Removing an ACM/CDC device "abruptly" is normal there is no other way. This latest crash of mine is not MSC but ACM/CDC and appears to be deep in the USB stack. This has to be a linux driver bug I would think.

dhalbert commented 3 years ago

I think there are multiple ways Linux can be upset with connect or diconnect. The original way I was seeing was that an abrupt disconnect and reformat of the CIRCUITPY filesystem confused Linux. That appeared to be on reconnect. However, we have also seen these disconnect bugs. If you are willing to submit this to Ubuntu with kdump info and maybe write to linux-usb, that would be great.

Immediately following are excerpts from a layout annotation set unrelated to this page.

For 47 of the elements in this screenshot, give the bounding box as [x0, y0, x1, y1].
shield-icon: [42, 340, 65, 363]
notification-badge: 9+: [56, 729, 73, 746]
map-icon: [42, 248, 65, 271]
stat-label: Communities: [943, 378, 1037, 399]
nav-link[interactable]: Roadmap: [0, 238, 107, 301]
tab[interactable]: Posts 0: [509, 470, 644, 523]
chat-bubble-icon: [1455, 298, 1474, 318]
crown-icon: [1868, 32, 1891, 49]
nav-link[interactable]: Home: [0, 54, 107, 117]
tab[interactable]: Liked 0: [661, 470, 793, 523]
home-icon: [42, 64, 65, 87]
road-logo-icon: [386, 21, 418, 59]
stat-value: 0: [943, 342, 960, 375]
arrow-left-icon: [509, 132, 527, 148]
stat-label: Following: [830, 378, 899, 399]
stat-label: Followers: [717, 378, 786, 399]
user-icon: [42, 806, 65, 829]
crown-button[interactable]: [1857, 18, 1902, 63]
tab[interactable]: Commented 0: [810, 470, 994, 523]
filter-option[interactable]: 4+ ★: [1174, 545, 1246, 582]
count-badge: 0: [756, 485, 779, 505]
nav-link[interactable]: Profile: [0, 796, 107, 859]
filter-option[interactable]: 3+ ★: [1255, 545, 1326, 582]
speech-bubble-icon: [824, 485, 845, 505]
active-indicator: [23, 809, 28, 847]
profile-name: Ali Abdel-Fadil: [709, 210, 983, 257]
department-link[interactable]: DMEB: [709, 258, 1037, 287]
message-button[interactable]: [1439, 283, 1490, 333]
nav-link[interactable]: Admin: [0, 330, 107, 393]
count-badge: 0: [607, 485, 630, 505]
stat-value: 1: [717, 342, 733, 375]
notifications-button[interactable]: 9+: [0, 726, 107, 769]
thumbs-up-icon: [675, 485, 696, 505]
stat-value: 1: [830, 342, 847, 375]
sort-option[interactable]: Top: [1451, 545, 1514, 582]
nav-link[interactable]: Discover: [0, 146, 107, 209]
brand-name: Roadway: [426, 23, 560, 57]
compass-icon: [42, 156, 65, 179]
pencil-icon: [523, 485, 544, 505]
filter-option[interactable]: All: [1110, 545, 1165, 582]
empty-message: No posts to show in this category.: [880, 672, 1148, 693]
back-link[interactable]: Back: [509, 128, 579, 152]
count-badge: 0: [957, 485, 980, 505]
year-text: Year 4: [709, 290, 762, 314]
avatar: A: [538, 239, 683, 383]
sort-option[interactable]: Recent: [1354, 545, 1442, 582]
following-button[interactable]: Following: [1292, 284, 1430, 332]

I have found one disconnected reference in recent linux-usb emails that sounds similar, but I haven't found the context for it:

https://marc.info/?l=linux-usb&m=161224956615774&w=2

This patch fixes a race condition between acm_disconnect and acm_read_bulk_callback. acm_read_bulk_callback may be called after the acm_disconnect function has been called resulting in kernel crashes

jerryneedell commented 2 years ago

This issue seems to have been resolved -- I have not had any occurrences recently. Should we close and re-open if it comes back?

dhalbert commented 2 years ago

Me neither. I have no idea what they fixed, though. I'll close it for now. Thanks for following up.